In the first test of President Bush’s foreign policies adopted after September 11, 2001 US Supreme Court justices appear to be divided on the question of whether Guantanamo Bay prisoners can challenge their detention through the US legal system.

U.S. Supreme Court justices on Tuesday questioned the Bush administration’s argument that foreigners captured during its war on terrorism can be held at a U.S. military base in Cuba without any access to American courts.

Several justices stressed they were only considering whether U.S. courts have jurisdiction, not the merits of the claims by prisoners, who say they are innocent and have been held illegally in violation of their civil rights.

U.S. Solicitor General Theodore Olson defended the Bush administration’s controversial policy, which has come under attack by civil liberties and human rights groups.

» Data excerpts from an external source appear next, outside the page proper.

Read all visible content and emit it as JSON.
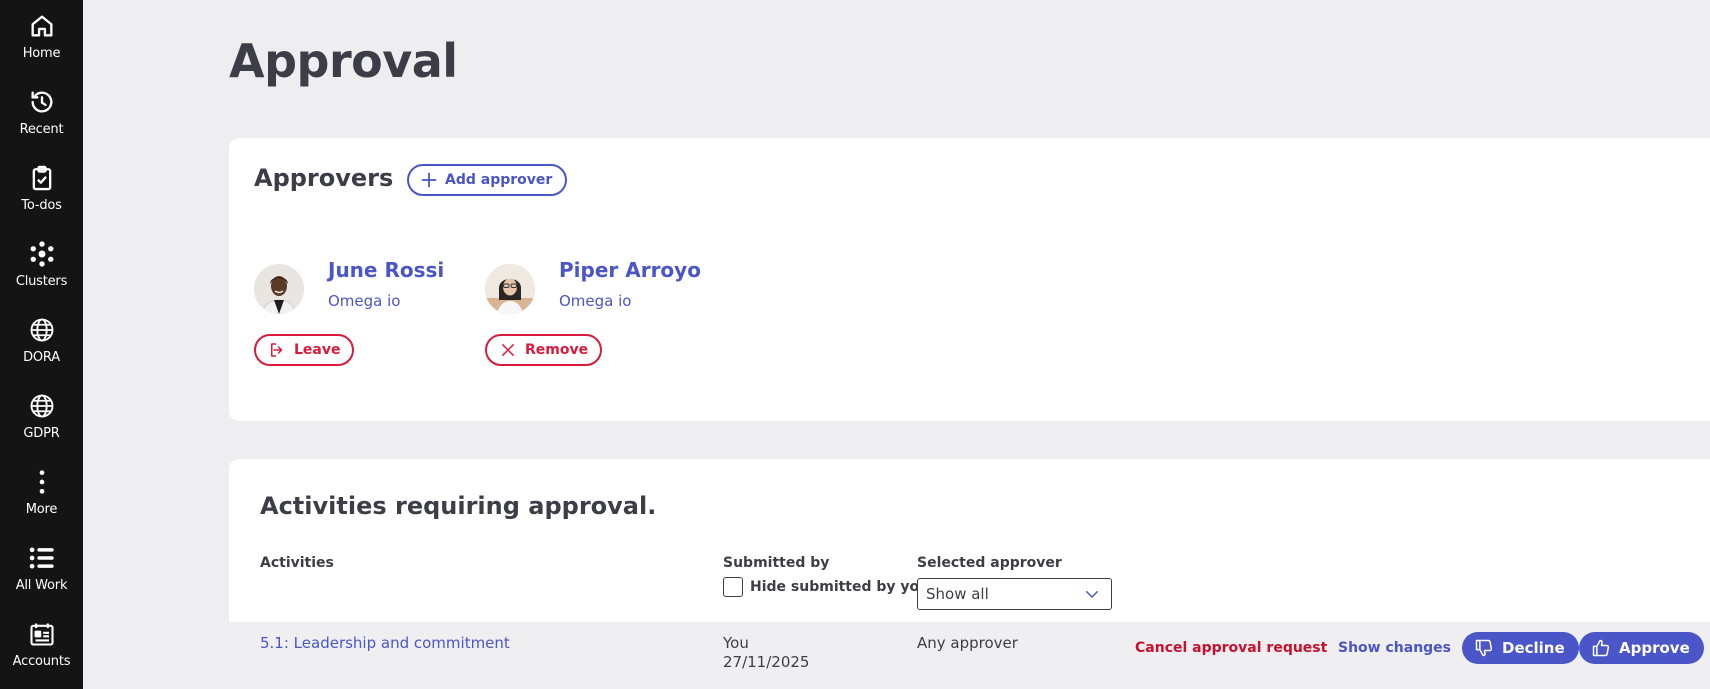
{
  "sidebar": {
    "items": [
      {
        "label": "Home",
        "icon": "home-icon"
      },
      {
        "label": "Recent",
        "icon": "history-icon"
      },
      {
        "label": "To-dos",
        "icon": "clipboard-check-icon"
      },
      {
        "label": "Clusters",
        "icon": "clusters-icon"
      },
      {
        "label": "DORA",
        "icon": "globe-icon"
      },
      {
        "label": "GDPR",
        "icon": "globe-icon"
      },
      {
        "label": "More",
        "icon": "more-vertical-icon"
      },
      {
        "label": "All Work",
        "icon": "list-icon"
      },
      {
        "label": "Accounts",
        "icon": "accounts-icon"
      }
    ]
  },
  "page": {
    "title": "Approval"
  },
  "approvers": {
    "title": "Approvers",
    "add_label": "Add approver",
    "people": [
      {
        "name": "June Rossi",
        "org": "Omega io",
        "action_label": "Leave"
      },
      {
        "name": "Piper Arroyo",
        "org": "Omega io",
        "action_label": "Remove"
      }
    ]
  },
  "activities": {
    "title": "Activities requiring approval.",
    "columns": {
      "activities": "Activities",
      "submitted_by": "Submitted by",
      "selected_approver": "Selected approver"
    },
    "hide_submitted_label": "Hide submitted by you",
    "approver_filter": {
      "selected": "Show all"
    },
    "rows": [
      {
        "activity": "5.1: Leadership and commitment",
        "submitted_by": "You",
        "submitted_date": "27/11/2025",
        "approver": "Any approver",
        "cancel_label": "Cancel approval request",
        "changes_label": "Show changes",
        "decline_label": "Decline",
        "approve_label": "Approve"
      }
    ]
  },
  "colors": {
    "sidebar_bg": "#141414",
    "page_bg": "#eeeef0",
    "accent": "#4a55c8",
    "danger": "#d91a3c",
    "text": "#3d3d47"
  }
}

John Gibbons, representing the detainees, said the United States had created “a lawless enclave” at Guantanamo. About 595 foreign nationals, designated “enemy combatants,” are being held at the base as suspected al Qaeda members or Taliban fighters.

“What’s at stake in the case is the authority of the federal courts to uphold the rule of law,” Gibbons, a retired judge, said in beginning his arguments in the historic case.

Olson, the government’s top courtroom lawyer, replied the federal habeas corpus law that allows prisoners to challenge their detention does not apply to the Guantanamo detainees.

He argued that Cuba, under a lease with the United States concerning the base, has ultimate sovereignty and that places the detainees beyond the control of U.S. courts.

Most of those held at the base were seized during the U.S.-led campaign against the Taliban government in Afghanistan and against Osama bin Laden’s al Qaeda network after the Sept. 11, 2001, attacks. The first detainees arrived at Guantanamo in January 2002.

The four more liberal justices sharply questioned Olson.